In any case, the focus on religion takes away the focus from the real issue: improving public understanding of scientific medicine and what it can and cannot accomplish. Lots of patients have unrealistic beliefs about health care based on all sorts of things, be they religion, faith in pseudoscientific quackery, or just fears based on misinformation that is rife in the media (i.e., the claim by antivaccinationists that vaccines cause autism). Although I may rail about such irrationality on this blog when it gets out of hand, it’s important to remember that a blog is not real life. It’s a different venue, one designed to educate and entertain a general audience, not to mention to indulge my personal beliefs about the importance of science in medicine and my fears of the problems irrationality and anti-science cause in medicine and society at large. Persuading families and patients that what and evidence-based medicine recommends is the best for their injured or ill loved ones requires a far gentler touch.

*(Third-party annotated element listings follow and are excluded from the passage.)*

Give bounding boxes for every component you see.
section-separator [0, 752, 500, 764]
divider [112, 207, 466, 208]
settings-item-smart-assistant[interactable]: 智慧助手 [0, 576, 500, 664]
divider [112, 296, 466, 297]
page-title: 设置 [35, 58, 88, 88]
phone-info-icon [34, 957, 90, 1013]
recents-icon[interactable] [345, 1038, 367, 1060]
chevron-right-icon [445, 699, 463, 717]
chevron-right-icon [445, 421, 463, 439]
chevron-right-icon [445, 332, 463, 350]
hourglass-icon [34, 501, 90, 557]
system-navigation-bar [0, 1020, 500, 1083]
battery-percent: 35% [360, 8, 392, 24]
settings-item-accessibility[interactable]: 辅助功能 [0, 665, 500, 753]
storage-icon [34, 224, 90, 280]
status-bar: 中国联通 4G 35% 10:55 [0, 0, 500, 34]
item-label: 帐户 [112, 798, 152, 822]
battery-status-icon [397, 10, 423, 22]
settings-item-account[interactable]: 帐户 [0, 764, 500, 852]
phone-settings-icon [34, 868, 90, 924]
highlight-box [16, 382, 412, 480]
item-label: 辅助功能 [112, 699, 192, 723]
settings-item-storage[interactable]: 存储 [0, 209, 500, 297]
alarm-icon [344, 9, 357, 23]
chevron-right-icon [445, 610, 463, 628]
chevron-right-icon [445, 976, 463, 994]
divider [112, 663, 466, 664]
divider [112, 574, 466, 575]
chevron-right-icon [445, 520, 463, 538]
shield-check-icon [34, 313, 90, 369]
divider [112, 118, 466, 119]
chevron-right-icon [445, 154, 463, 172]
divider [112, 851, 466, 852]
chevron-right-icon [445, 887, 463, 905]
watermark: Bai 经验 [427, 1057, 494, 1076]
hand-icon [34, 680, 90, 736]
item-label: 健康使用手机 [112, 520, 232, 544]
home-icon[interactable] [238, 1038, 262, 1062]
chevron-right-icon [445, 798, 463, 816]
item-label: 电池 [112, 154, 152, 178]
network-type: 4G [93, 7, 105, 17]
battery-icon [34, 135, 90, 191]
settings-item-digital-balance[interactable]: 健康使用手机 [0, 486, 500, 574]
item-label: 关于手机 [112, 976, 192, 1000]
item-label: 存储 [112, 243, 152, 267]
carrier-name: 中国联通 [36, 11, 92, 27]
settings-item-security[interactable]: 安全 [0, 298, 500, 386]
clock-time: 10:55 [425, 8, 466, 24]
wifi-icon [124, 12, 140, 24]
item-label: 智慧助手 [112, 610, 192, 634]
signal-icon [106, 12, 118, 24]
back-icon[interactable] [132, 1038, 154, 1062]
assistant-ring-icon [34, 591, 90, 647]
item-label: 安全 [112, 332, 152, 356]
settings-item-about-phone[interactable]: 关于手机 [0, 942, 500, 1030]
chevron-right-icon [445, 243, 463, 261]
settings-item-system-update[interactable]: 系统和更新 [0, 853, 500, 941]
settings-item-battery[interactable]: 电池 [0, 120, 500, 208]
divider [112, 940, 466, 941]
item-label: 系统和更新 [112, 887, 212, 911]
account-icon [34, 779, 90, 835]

ADDENDUM: Steve Novella comments. He discusses primarily the part of the study that notes that 72.4% of the public thinks that family members should be able to demand care that physicians deem futile for their loved ones. I didn’t dwell on that part of the study, but it is a result that is quite important in and of itself, especially the second part, which is the question of who should pay for such futile care insisted upon by the family against medical recommendations. The answers broke down thusly for the public: The insurance company 48.5%; the government 6.1%; the patient 37.0%. For health care professionals the numbers were 30.5%, 1.4%, and 54.8%, respectively.
REFERENCE:
Jacobs, L.M., Burns, K., Jacobs, B.B. (2008). Trauma Death: Views of the Public and Trauma Professionals on Death and Dying From Injuries. Archives of Surgery, 143(8), 730-735.